El mundo tuvo en Houdini al más grande escapista de la historia, pero más de uno lo haría ver como un novato si se trata de ‘escapar’ de la disciplina y la responsabilidad. No conozco a algún empresario, profesor o padre de familia que acepte gustoso la indisciplina de la gente a su cargo, pero a veces se falla en transmitir la enseñanza de la disciplina por el terrible obstáculo del mal ejemplo.

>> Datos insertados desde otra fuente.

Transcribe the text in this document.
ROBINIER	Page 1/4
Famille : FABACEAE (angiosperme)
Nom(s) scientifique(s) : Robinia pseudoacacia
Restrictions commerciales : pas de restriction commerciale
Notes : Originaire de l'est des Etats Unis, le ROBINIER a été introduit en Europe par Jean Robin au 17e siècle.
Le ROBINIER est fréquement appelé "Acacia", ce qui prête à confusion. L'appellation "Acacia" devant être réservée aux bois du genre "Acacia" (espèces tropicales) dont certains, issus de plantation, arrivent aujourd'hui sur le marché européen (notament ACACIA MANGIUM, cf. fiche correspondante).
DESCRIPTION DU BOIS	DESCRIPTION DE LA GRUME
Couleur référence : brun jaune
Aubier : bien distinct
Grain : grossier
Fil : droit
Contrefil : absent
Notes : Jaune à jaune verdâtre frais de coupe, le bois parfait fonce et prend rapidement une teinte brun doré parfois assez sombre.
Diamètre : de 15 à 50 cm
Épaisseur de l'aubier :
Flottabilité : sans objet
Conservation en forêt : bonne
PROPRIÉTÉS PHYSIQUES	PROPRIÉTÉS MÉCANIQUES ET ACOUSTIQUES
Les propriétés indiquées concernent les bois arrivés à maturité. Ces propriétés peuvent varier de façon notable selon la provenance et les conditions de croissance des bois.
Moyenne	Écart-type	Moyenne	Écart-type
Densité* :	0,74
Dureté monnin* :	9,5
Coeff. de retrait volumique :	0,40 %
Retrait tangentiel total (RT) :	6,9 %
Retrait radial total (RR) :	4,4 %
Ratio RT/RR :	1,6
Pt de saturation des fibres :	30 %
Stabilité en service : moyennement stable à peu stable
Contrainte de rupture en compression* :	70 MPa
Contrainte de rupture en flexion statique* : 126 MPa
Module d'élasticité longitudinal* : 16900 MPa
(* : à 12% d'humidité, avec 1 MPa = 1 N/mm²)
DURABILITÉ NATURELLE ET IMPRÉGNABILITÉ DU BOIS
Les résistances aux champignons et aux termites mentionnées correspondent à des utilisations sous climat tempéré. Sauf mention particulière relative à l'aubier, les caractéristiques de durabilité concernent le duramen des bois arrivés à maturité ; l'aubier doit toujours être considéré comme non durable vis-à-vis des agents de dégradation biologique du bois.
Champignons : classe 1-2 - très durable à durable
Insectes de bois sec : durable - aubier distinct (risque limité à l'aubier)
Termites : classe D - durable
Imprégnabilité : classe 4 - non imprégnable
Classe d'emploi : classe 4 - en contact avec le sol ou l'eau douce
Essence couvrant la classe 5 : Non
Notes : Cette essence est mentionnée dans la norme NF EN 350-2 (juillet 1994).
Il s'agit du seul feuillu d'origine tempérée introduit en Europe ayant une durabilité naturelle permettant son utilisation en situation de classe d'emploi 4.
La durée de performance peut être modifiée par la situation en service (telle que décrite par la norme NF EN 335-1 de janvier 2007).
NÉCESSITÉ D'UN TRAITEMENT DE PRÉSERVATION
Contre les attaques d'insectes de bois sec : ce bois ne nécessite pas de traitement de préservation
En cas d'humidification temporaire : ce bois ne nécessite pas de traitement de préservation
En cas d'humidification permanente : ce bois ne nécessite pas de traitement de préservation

El libro de Proverbio expresa: «Dirige a tus hijos por el camino correcto, y cuando sean mayores, no lo abandonarán», me habla muy fuerte la palabra dirige. Es común que enseñemos a otros indicándoles qué es lo correcto, pero si me observan infringiendo la ley, mintiendo, fallando en cumplir mis promesas o metiéndome en la fila indebidamente será una tarea infructuosa o incluso contraproducente.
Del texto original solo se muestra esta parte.